Sunday, 31 July 2011

The First Winter

The First Planting Day
Our first planting day was a great success.  The sun shone brilliantly all day and the Winter gardeners, visitors and Friends of the Garden managed to complete a mass planting out, as well as learn a great deal from the experts present.  We were gifted with a large number of plant donations and the NLFG thanks its supporters including John Pinnegar, Peppertree Place Coburg, Angelo Eliades and Bunnings Preston, as well as countless individuals who donated cuttings and seedlings.

Pathways marked out ready for planting

Plum trees in the Food Forest

The back garden bed.  Look at all those plants!

Watering in at the end of the day

The Winter Season

Despite the slow growing season, planting out a new garden in Winter has provided an excellent opportunity to plant bare-rooted fruit trees, berry canes and root crops, and to establish perennial ornamentals and edibles in new homes.

The Food Forest has taken great shape under the direction of Angelo Eliades of Deep Green PermacultureThree plum trees (Santa Rosa, D’Agen and Donsworth), three apples, and a mulberry tree now stand as the forest canopy, with a dwarf mandarin, berries (raspberries, currents and a jostaberry), and scented and companion plants forming the mid-layer.  Ground covers include wild (alpine) strawberries, lettuce, Asian greens, herbs and violets.
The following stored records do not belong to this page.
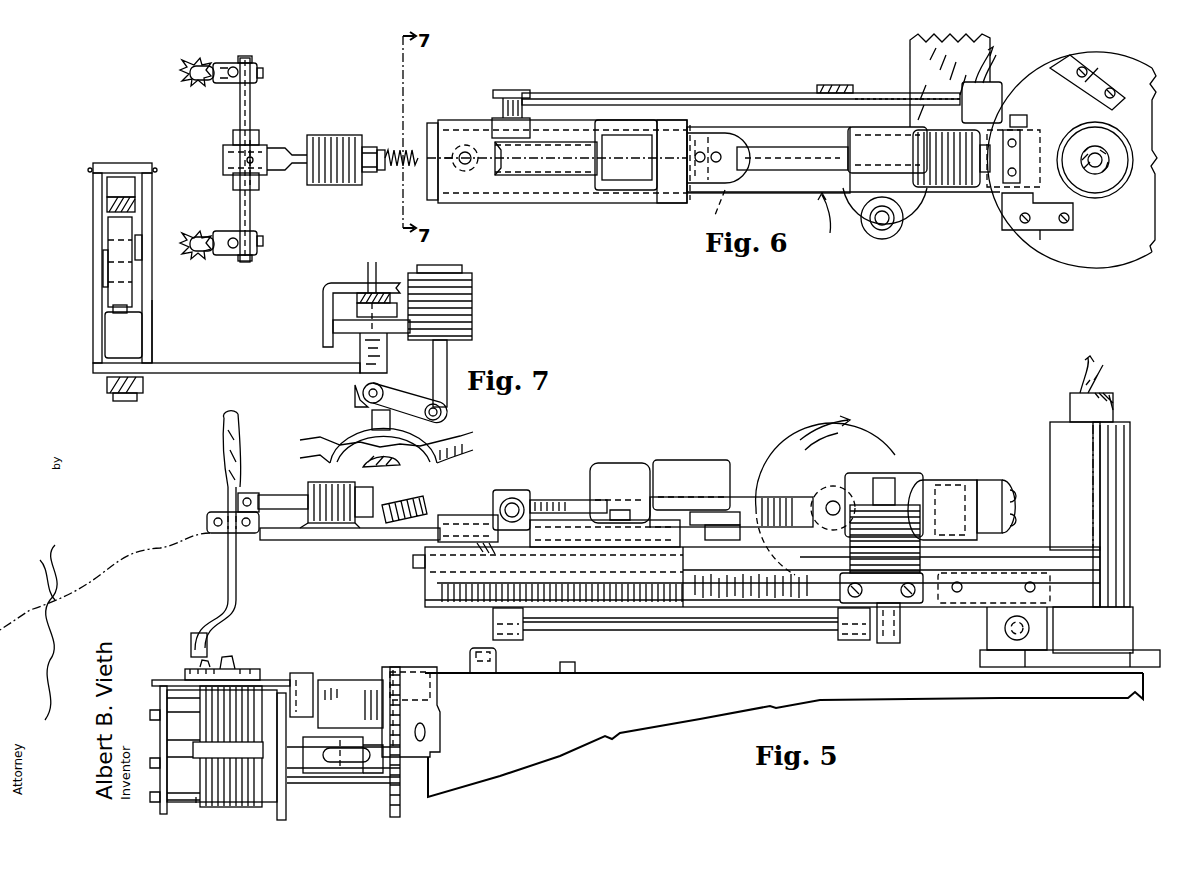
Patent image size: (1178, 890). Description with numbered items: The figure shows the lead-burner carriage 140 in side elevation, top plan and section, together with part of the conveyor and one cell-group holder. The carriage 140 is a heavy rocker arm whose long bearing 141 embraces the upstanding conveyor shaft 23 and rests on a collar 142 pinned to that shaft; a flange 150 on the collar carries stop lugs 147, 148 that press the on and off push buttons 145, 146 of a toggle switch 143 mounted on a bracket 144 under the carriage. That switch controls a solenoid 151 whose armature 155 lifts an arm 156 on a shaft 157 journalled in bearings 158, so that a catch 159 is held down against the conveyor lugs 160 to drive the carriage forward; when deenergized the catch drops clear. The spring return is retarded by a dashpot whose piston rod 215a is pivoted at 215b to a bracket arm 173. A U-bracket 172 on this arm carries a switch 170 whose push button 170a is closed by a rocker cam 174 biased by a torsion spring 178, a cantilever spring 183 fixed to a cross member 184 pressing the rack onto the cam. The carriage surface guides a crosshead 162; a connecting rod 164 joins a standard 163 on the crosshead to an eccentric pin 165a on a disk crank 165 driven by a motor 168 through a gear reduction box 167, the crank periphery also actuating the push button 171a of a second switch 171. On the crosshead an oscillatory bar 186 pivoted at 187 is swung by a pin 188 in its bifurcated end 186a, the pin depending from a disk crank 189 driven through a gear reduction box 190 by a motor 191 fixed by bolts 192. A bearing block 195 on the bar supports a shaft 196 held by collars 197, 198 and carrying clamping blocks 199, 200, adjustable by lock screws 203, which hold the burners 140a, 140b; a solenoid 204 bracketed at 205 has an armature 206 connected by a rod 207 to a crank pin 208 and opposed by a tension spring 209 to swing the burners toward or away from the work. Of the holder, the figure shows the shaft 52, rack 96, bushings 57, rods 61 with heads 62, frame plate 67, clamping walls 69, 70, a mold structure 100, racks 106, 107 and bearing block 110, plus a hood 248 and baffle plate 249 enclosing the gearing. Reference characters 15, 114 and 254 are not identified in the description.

In FIG. 7, the trimming mechanism 15 is at (469, 429).
In FIG. 5, the trimming mechanism 15 is at (457, 653).
In FIG. 6, the axial upstanding shaft 23 is at (1106, 147).
In FIG. 5, the axial upstanding shaft 23 is at (1072, 400).
In FIG. 7, the horizontal shaft 52 is at (400, 462).
In FIG. 5, the horizontal shaft 52 is at (370, 775).
In FIG. 5, the bushings 57 is at (228, 746).
In FIG. 5, the rods 61 is at (185, 750).
In FIG. 5, the heads 62 is at (330, 774).
In FIG. 5, the vertical frame plate 67 is at (160, 693).
In FIG. 5, the side wall 69 is at (200, 803).
In FIG. 5, the clamping wall 70 is at (262, 803).
In FIG. 5, the rack 96 is at (575, 665).
In FIG. 5, the mold structure 100 is at (170, 682).
In FIG. 5, the horizontal rack 106 is at (322, 720).
In FIG. 5, the horizontal rack 107 is at (300, 675).
In FIG. 5, the bearing block 110 is at (350, 682).
In FIG. 5, the terminal strip 114 is at (182, 673).
In FIG. 6, the carriage 140 is at (813, 218).
In FIG. 7, the carriage 140 is at (327, 330).
In FIG. 5, the carriage 140 is at (408, 568).
In FIG. 6, the acetylene burner 140a is at (183, 62).
In FIG. 6, the acetylene burner 140b is at (200, 259).
In FIG. 5, the acetylene burner 140b is at (218, 648).
In FIG. 5, the long bearing 141 is at (1052, 440).
In FIG. 6, the collar 142 is at (1100, 188).
In FIG. 5, the collar 142 is at (1093, 537).
In FIG. 5, the on-off toggle switch 143 is at (1030, 660).
In FIG. 5, the bracket 144 is at (990, 630).
In FIG. 6, the on push button 145 is at (1025, 230).
In FIG. 6, the off push button 146 is at (1027, 118).
In FIG. 6, the stop lug 147 is at (1045, 240).
In FIG. 5, the stop lug 147 is at (1063, 660).
In FIG. 6, the stop lug 148 is at (1088, 72).
In FIG. 6, the flange 150 is at (1120, 258).
In FIG. 5, the flange 150 is at (1116, 660).
In FIG. 6, the solenoid 151 is at (890, 246).
In FIG. 7, the solenoid 151 is at (474, 293).
In FIG. 5, the solenoid 151 is at (866, 497).
In FIG. 6, the armature 155 is at (880, 227).
In FIG. 7, the armature 155 is at (442, 362).
In FIG. 5, the armature 155 is at (900, 480).
In FIG. 7, the arm 156 is at (410, 403).
In FIG. 5, the arm 156 is at (897, 625).
In FIG. 5, the shaft 157 is at (665, 630).
In FIG. 5, the bearings 158 is at (681, 624).
In FIG. 7, the catch 159 is at (362, 393).
In FIG. 7, the lugs 160 is at (375, 418).
In FIG. 5, the lugs 160 is at (497, 657).
In FIG. 6, the crosshead 162 is at (586, 208).
In FIG. 7, the crosshead 162 is at (318, 339).
In FIG. 5, the crosshead 162 is at (556, 520).
In FIG. 6, the standard 163 is at (497, 120).
In FIG. 5, the standard 163 is at (519, 490).
In FIG. 6, the connecting rod 164 is at (677, 93).
In FIG. 5, the connecting rod 164 is at (548, 500).
In FIG. 6, the disk crank 165 is at (890, 100).
In FIG. 5, the disk crank 165 is at (880, 435).
In FIG. 6, the eccentric pin 165a is at (833, 85).
In FIG. 5, the eccentric pin 165a is at (948, 482).
In FIG. 6, the gear reduction box 167 is at (887, 150).
In FIG. 6, the motor 168 is at (951, 158).
In FIG. 6, the switch 170 is at (123, 335).
In FIG. 6, the switch push button 170a is at (113, 308).
In FIG. 6, the switch 171 is at (956, 80).
In FIG. 5, the switch 171 is at (996, 482).
In FIG. 6, the push button 171a is at (993, 52).
In FIG. 6, the U-bracket 172 is at (160, 307).
In FIG. 6, the bracket arm 173 is at (200, 363).
In FIG. 5, the bracket arm 173 is at (994, 588).
In FIG. 6, the rocker cam 174 is at (108, 240).
In FIG. 6, the torsion spring 178 is at (103, 220).
In FIG. 6, the cantilever spring 183 is at (107, 203).
In FIG. 6, the cross member 184 is at (120, 170).
In FIG. 5, the cross member 184 is at (1011, 496).
In FIG. 6, the oscillatory bar 186 is at (555, 177).
In FIG. 7, the oscillatory bar 186 is at (340, 293).
In FIG. 5, the oscillatory bar 186 is at (893, 592).
In FIG. 6, the bifurcated end 186a is at (710, 134).
In FIG. 6, the pivot 187 is at (467, 165).
In FIG. 7, the pivot 187 is at (377, 280).
In FIG. 5, the pivot 187 is at (468, 515).
In FIG. 6, the pin 188 is at (710, 190).
In FIG. 5, the pin 188 is at (715, 540).
In FIG. 6, the disk crank 189 is at (738, 170).
In FIG. 5, the disk crank 189 is at (752, 508).
In FIG. 6, the gear reduction box 190 is at (675, 182).
In FIG. 5, the gear reduction box 190 is at (691, 485).
In FIG. 6, the motor 191 is at (626, 155).
In FIG. 5, the motor 191 is at (620, 493).
In FIG. 5, the bolts 192 is at (619, 502).
In FIG. 6, the bearing block 195 is at (260, 152).
In FIG. 6, the lateral shaft 196 is at (240, 112).
In FIG. 5, the lateral shaft 196 is at (250, 533).
In FIG. 6, the collar 197 is at (259, 186).
In FIG. 5, the collar 197 is at (250, 494).
In FIG. 6, the collar 198 is at (233, 137).
In FIG. 6, the clamping block 199 is at (257, 236).
In FIG. 6, the clamping block 200 is at (262, 68).
In FIG. 6, the lock screws 203 is at (263, 74).
In FIG. 6, the solenoid 204 is at (330, 135).
In FIG. 5, the solenoid 204 is at (328, 525).
In FIG. 6, the bracket 205 is at (380, 150).
In FIG. 5, the bracket 205 is at (385, 540).
In FIG. 6, the armature 206 is at (364, 180).
In FIG. 5, the armature 206 is at (373, 496).
In FIG. 6, the rod 207 is at (290, 148).
In FIG. 5, the rod 207 is at (283, 502).
In FIG. 6, the crank pin 208 is at (223, 153).
In FIG. 6, the tension spring 209 is at (410, 152).
In FIG. 5, the tension spring 209 is at (420, 503).
In FIG. 6, the piston rod 215a is at (117, 393).
In FIG. 6, the pivot connection 215b is at (107, 382).
In FIG. 7, the hood 248 is at (348, 455).
In FIG. 5, the hood 248 is at (415, 677).
In FIG. 5, the baffle plate 249 is at (400, 808).
In FIG. 5, the wires 254 is at (1078, 382).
The Food Forest Plan - Angelo Eliades

Winter edible planting throughout the garden includes strawberries, potatoes, cabbage, broccoli, cauliflower, tat soi, bok choi, Chinese cabbage, kale, silverbeet and rainbow chard, garlic, onions, leek, spring onions, edible cannas, lettuce varieties, mustard, parsley, coriander, watercress, dill, Warrigal greens, Jerusalem artichoke, rhubarb, nasturtium and broad beans.

Companion, scented and flowering plants form an important part of the garden and a third of the front garden bed has been planted with a variety of plants including lavender, daisy varieties, calendula, cornflower, hollyhock, salvia varieties, as well as some native ground covers and shrubs.  These plants are dotted throughout the seasonal beds as well and will act as bee forage, attract beneficial insects to the garden and act as ‘helpers’ to our fruit and vegetable varieties.

August in the Garden
  • Trellis will be erected for the berries in the Food Forest, an additional berry bed and for a planned passion fruit plant near the water tank. 
  • Pathway construction awaits some enthusiastic volunteers!  Stepping stones will criss-cross the garden beds and the Food Forest and will allow for easy access to plants.  We plan to construct these paths from reclaimed and re-purposed materials, such as bricks and timber.
  • Succession planting will be an ongoing task in the garden and the back garden bed has been planned to ensure there will be food to harvest every month from the garden.
  • Growers will begin to propagate seed for the coming Spring season this month and we’re hoping to grow some interesting heritage/heirloom varieties.

The Darebin Council Sow What When brochure is helping to inform us of suitable planting times as well as the plants that do and do not get along together!

The next planting and working bee day is on Saturday August 20th from 10am.